The film's narrative consists of several interwoven subplots taking place in the town of Northfork, Montana circa 1955. A new dam is being built that will flood the valley of Northfork, and the town is in the midst of an evacuation. The narratives focus on several individuals who, for one reason or another, have yet to evacuate.
Walter O'Brien and his son are on the evacuation team, helping to evacuate the last few inhabitants of Northfork. In return, the government will give them acres of lakeside property if they meet their evacuee quota. Father Harlan is one such individual, who has stayed behind to care for Irwin, a dying orphan too weak to leave town.
While the O'Briens and their co-workers encounter an array of unusual characters, Irwin discovers that he is the "unknown angel" through a suitcase with his angel wings in it and a Bible with an angel's feather telling his family story. He finds himself, in his dreams, a family of angels, with whom he makes a deal to take him a thousand miles away.
The script for the film was the first screenplay written by the Polish brothers.[4] The brothers, who grew up in California but spent time on relatives' ranches in Montana, based their script on people and places they had known in their youth.[4][5]

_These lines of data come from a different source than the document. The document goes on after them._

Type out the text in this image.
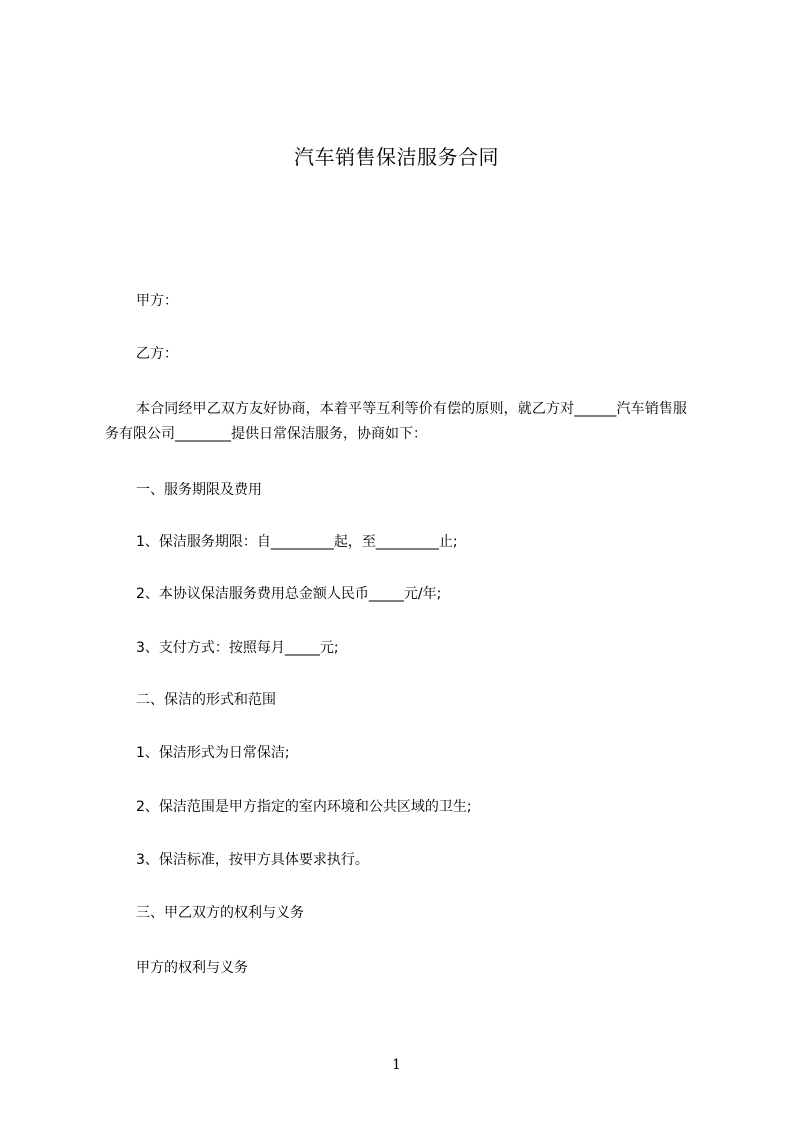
汽车销售保洁服务合同
甲方：
乙方：
本合同经甲乙双方友好协商，本着平等互利等价有偿的原则，就乙方对______汽车销售服务有限公司________提供日常保洁服务，协商如下：
一、服务期限及费用
1、保洁服务期限：自_________起，至_________止;
2、本协议保洁服务费用总金额人民币_____元/年;
3、支付方式：按照每月_____元;
二、保洁的形式和范围
1、保洁形式为日常保洁;
2、保洁范围是甲方指定的室内环境和公共区域的卫生;
3、保洁标准，按甲方具体要求执行。
三、甲乙双方的权利与义务
甲方的权利与义务
1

Northfork received mixed to positive reviews from critics and has a rating of 57% on Rotten Tomatoes based on 103 reviews with an average rating of 6 out of 10. The consensus states "Visually poetic, but may be too dramatically inert for some."[8] The film also has a score of 64 on Metacritic based on 31 reviews.[9]
Roger Ebert awarded the film 4 out of 4 stars[10] and screened it as part of his Ebertfest festival.[4] Ebert wrote, "There has never been a movie quite like 'Northfork,' but if you wanted to put it on a list, you would also include 'Days of Heaven' and 'Wings of Desire.' It has the desolate open spaces of the first, the angels of the second, and the feeling in both of deep sadness and pity. The movie is visionary and elegiac, more a fable than a story, and frame by frame, it looks like a portfolio of spaces so wide, so open, that men must wonder if they have a role beneath such indifferent skies."[10]
A.O. Scott of The New York Times wrote, "Like another pair of filmmaking brothers, Joel and Ethan Coen, Mark and Michael Polish have a taste for odd, half-buried Americana. But their quiet, almost morose sensibility is miles away from the Coens' antic whimsy. At times their slow, deadpan style may remind you of David Lynch, but without the unnerving psychological subtext, the undercurrents of dread, sex and mayhem, that lurk below the surface of Mr. Lynch's pictures."[3] Scott likened the Polish brothers' sensibilities as closer to Wim Wenders.[3]
Patrick Z. McGavin of IndieWire wrote that though the film is underdeveloped narratively, its strength is in its cinematography: "Mullen’s crisp, widescreen frame conjures up a magnificent world of verdant plains and ravishing horizontal lines. His graceful camera hovers and floats around the movie’s ineffable subject, the possessive urge for independence and freedom in violent opposition with the need for community and social innovation."[11] He concluded, "The command and assurance of the Polish brothers is impressive, and this insinuating, fascinating movie has a magnetic, eerie pull."[11]